Relish may yet find some takers, not just because some advertisers want to explore the idea -- Campell Soup said in July that it would consider such deals if they were seamless and reached an attractive enough audience. The magazine has also overdelivered in its debut, signing up more than 300 newspapers to carry it for a total distribution above 6.8 million.
Rate base increase
“We sold against a rate base of 6 million,” Mr. Porter said, which means its first advertisers received extra exposure to the tune of 800,000 copies. The magazine will now raise its rate base -- the circulation that publishers guarantee to advertisers -- to 6.8 million and consider raising it again in the fall.

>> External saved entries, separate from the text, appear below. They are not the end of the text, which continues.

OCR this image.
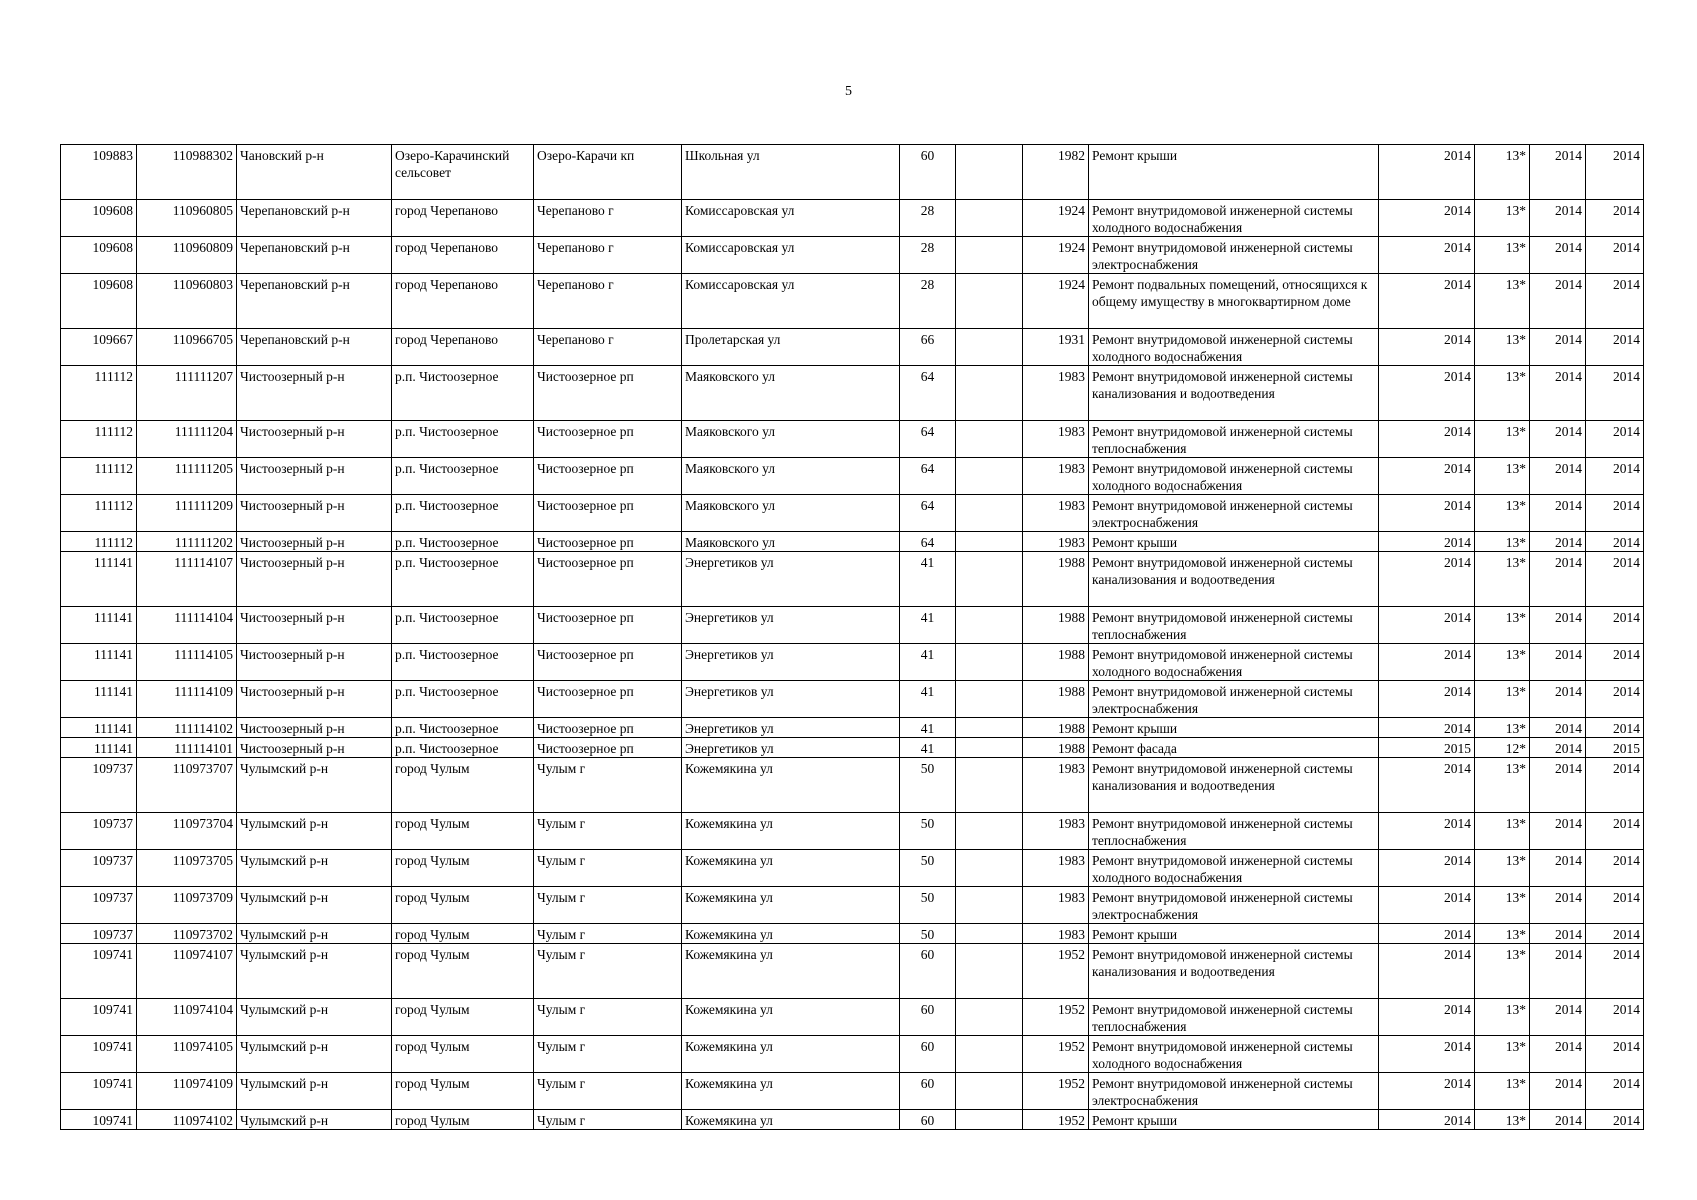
5
109883	110988302	Чановский р-н	Озеро-Карачинский сельсовет	Озеро-Карачи кп	Школьная ул	60		1982	Ремонт крыши	2014	13*	2014	2014
109608	110960805	Черепановский р-н	город Черепаново	Черепаново г	Комиссаровская ул	28		1924	Ремонт внутридомовой инженерной системы холодного водоснабжения	2014	13*	2014	2014
109608	110960809	Черепановский р-н	город Черепаново	Черепаново г	Комиссаровская ул	28		1924	Ремонт внутридомовой инженерной системы электроснабжения	2014	13*	2014	2014
109608	110960803	Черепановский р-н	город Черепаново	Черепаново г	Комиссаровская ул	28		1924	Ремонт подвальных помещений, относящихся к общему имуществу в многоквартирном доме	2014	13*	2014	2014
109667	110966705	Черепановский р-н	город Черепаново	Черепаново г	Пролетарская ул	66		1931	Ремонт внутридомовой инженерной системы холодного водоснабжения	2014	13*	2014	2014
111112	111111207	Чистоозерный р-н	р.п. Чистоозерное	Чистоозерное рп	Маяковского ул	64		1983	Ремонт внутридомовой инженерной системы канализования и водоотведения	2014	13*	2014	2014
111112	111111204	Чистоозерный р-н	р.п. Чистоозерное	Чистоозерное рп	Маяковского ул	64		1983	Ремонт внутридомовой инженерной системы теплоснабжения	2014	13*	2014	2014
111112	111111205	Чистоозерный р-н	р.п. Чистоозерное	Чистоозерное рп	Маяковского ул	64		1983	Ремонт внутридомовой инженерной системы холодного водоснабжения	2014	13*	2014	2014
111112	111111209	Чистоозерный р-н	р.п. Чистоозерное	Чистоозерное рп	Маяковского ул	64		1983	Ремонт внутридомовой инженерной системы электроснабжения	2014	13*	2014	2014
111112	111111202	Чистоозерный р-н	р.п. Чистоозерное	Чистоозерное рп	Маяковского ул	64		1983	Ремонт крыши	2014	13*	2014	2014
111141	111114107	Чистоозерный р-н	р.п. Чистоозерное	Чистоозерное рп	Энергетиков ул	41		1988	Ремонт внутридомовой инженерной системы канализования и водоотведения	2014	13*	2014	2014
111141	111114104	Чистоозерный р-н	р.п. Чистоозерное	Чистоозерное рп	Энергетиков ул	41		1988	Ремонт внутридомовой инженерной системы теплоснабжения	2014	13*	2014	2014
111141	111114105	Чистоозерный р-н	р.п. Чистоозерное	Чистоозерное рп	Энергетиков ул	41		1988	Ремонт внутридомовой инженерной системы холодного водоснабжения	2014	13*	2014	2014
111141	111114109	Чистоозерный р-н	р.п. Чистоозерное	Чистоозерное рп	Энергетиков ул	41		1988	Ремонт внутридомовой инженерной системы электроснабжения	2014	13*	2014	2014
111141	111114102	Чистоозерный р-н	р.п. Чистоозерное	Чистоозерное рп	Энергетиков ул	41		1988	Ремонт крыши	2014	13*	2014	2014
111141	111114101	Чистоозерный р-н	р.п. Чистоозерное	Чистоозерное рп	Энергетиков ул	41		1988	Ремонт фасада	2015	12*	2014	2015
109737	110973707	Чулымский р-н	город Чулым	Чулым г	Кожемякина ул	50		1983	Ремонт внутридомовой инженерной системы канализования и водоотведения	2014	13*	2014	2014
109737	110973704	Чулымский р-н	город Чулым	Чулым г	Кожемякина ул	50		1983	Ремонт внутридомовой инженерной системы теплоснабжения	2014	13*	2014	2014
109737	110973705	Чулымский р-н	город Чулым	Чулым г	Кожемякина ул	50		1983	Ремонт внутридомовой инженерной системы холодного водоснабжения	2014	13*	2014	2014
109737	110973709	Чулымский р-н	город Чулым	Чулым г	Кожемякина ул	50		1983	Ремонт внутридомовой инженерной системы электроснабжения	2014	13*	2014	2014
109737	110973702	Чулымский р-н	город Чулым	Чулым г	Кожемякина ул	50		1983	Ремонт крыши	2014	13*	2014	2014
109741	110974107	Чулымский р-н	город Чулым	Чулым г	Кожемякина ул	60		1952	Ремонт внутридомовой инженерной системы канализования и водоотведения	2014	13*	2014	2014
109741	110974104	Чулымский р-н	город Чулым	Чулым г	Кожемякина ул	60		1952	Ремонт внутридомовой инженерной системы теплоснабжения	2014	13*	2014	2014
109741	110974105	Чулымский р-н	город Чулым	Чулым г	Кожемякина ул	60		1952	Ремонт внутридомовой инженерной системы холодного водоснабжения	2014	13*	2014	2014
109741	110974109	Чулымский р-н	город Чулым	Чулым г	Кожемякина ул	60		1952	Ремонт внутридомовой инженерной системы электроснабжения	2014	13*	2014	2014
109741	110974102	Чулымский р-н	город Чулым	Чулым г	Кожемякина ул	60		1952	Ремонт крыши	2014	13*	2014	2014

Relish also lends new heat to the newspaper supplement category, which lacks the buzz and prestige of, say, Vogue. Goliaths Parade and USA Weekend have been slugging it out for more than 20 years (longer if you count Family Weekend, which Gannett bought and renamed USA Weekend in 1985). Parade has a distribution of 34.2 million, while USA Weekend distributes 22.2 million copies. But the Publishing Group added American Profile to the mix in 2000, successfully targeting underserved rural markets (mainly C and D counties) to build distribution to 6.5 million. Then Time Inc. brought Life back as a newspaper supplement in 2004, receiving mixed reviews but achieving distribution of 12 million.
To keep the Relish brand in front of readers in between monthly issues, the magazine is offering additional content to its host newspapers to run as columns. Its publisher also hopes to capitalize on its arrival on Wednesdays, a day on which many papers run expanded food editorial and advertising.
Like any new publication these days, Relish may spread beyond its origin on the printed page. Its Web site is live and offers electronic newsletters; Mr. Porter said he believes the brand will eventually enter TV and book publishing as well.
“The sooner we get the consumer totally engaged with the brand the better,” he said.